When I wrote this weeks flashback, my memories that are imbedded in these pages.
I remember every moment of writing it, every emotion, every hope, every dream. I truly believed that life was beautiful, it had been far too long. That moment as I walked between the grasses and daisies, I was inflamed with hope, peace washed over me and I truly felt alive. Little did I know that, that moment was teasing me, toying with every emotion.
At least I had that afternoon, where it finally clicked that life goes on, though different and not how we had planned, the clock face still change as do the seasons, the sun and the stars.
I knew that life was never to be the same, how could it be, I have lost more than I could/can bare, I have lost the glue that made me whole, the completion that his love brought me.
How can one ever be the person they once were when half of your soul has vanished into thin air.
All that is left to do, is try to carry on the best one can with what is left of your, our memories.
Dance in the rain.
The world was a light with beauty as I watched the moths flicker in the light between the grasses.
The bees airborne, winging their way in-between the daisies.
The deers leapt between the ferns. It was a beautiful summers day and I had freedom at my feet, the path ahead of me was mine.
There was peace in my mind and a source of pleasure in my heart.
I opened my eyes to the loveliness of the world for the first time in weeks.
It felt hunky-dory to feel alive, to feel at ease from the stresses of life. I felt free, free from heart ache and pain.
I turned a corner, I wanted to stay breathing, seeing the world and all its beauty.
I can’t say I’m fixed, I don’t think my heart will ever be, but I can see the light, I can see the sphere for what it is.

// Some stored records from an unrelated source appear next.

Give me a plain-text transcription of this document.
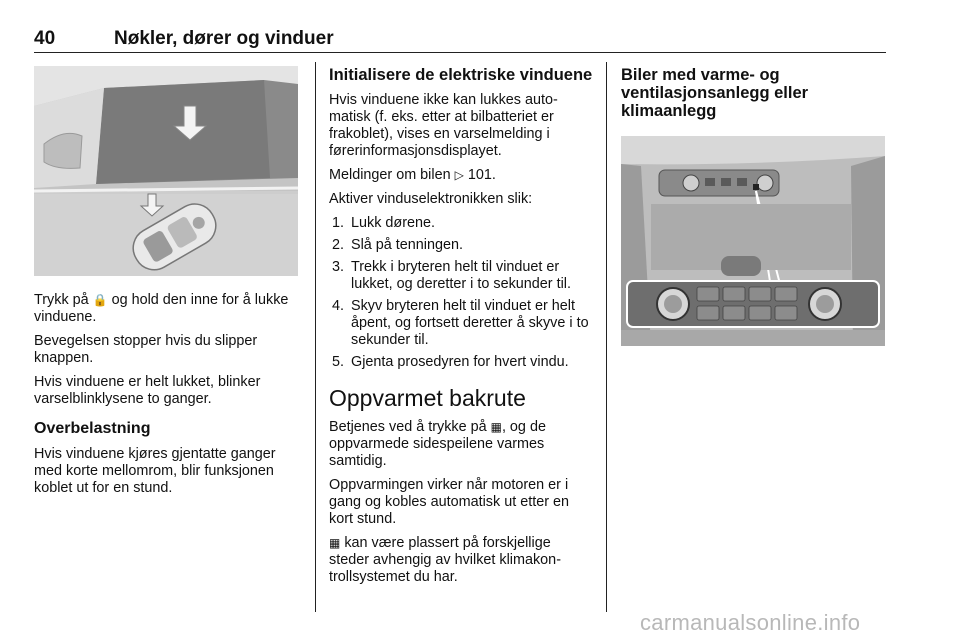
40	Nøkler, dører og vinduer

Trykk på 🔒 og hold den inne for å lukke vinduene.

Bevegelsen stopper hvis du slipper knappen.

Hvis vinduene er helt lukket, blinker varselblinklysene to ganger.

Overbelastning

Hvis vinduene kjøres gjentatte ganger med korte mellomrom, blir funksjonen koblet ut for en stund.

Initialisere de elektriske vinduene

Hvis vinduene ikke kan lukkes automatisk (f. eks. etter at bilbatteriet er frakoblet), vises en varselmelding i førerinformasjonsdisplayet.

Meldinger om bilen ▷ 101.

Aktiver vinduselektronikken slik:

1. Lukk dørene.
2. Slå på tenningen.
3. Trekk i bryteren helt til vinduet er lukket, og deretter i to sekunder til.
4. Skyv bryteren helt til vinduet er helt åpent, og fortsett deretter å skyve i to sekunder til.
5. Gjenta prosedyren for hvert vindu.
Oppvarmet bakrute

Betjenes ved å trykke på ▦, og de oppvarmede sidespeilene varmes samtidig.

Oppvarmingen virker når motoren er i gang og kobles automatisk ut etter en kort stund.

▦ kan være plassert på forskjellige steder avhengig av hvilket klimakontrollsystemet du har.

Biler med varme- og ventilasjonsanlegg eller klimaanlegg
carmanualsonline.info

I can see that in time I will learn to deal with the pain and that if I open my mind and soul I can make life a good thing again.
Different from the life I dreamed of but I know that life goes on and if its meant to be, fate will intervene.
What will be will be.
I’m starting to understand myself, my situation and where I want to go, it’s the first step to overcoming the pain, sadness and accepting it.
So what more can I do but when it rains, dance in it. Let the storm clouds bring in new colours.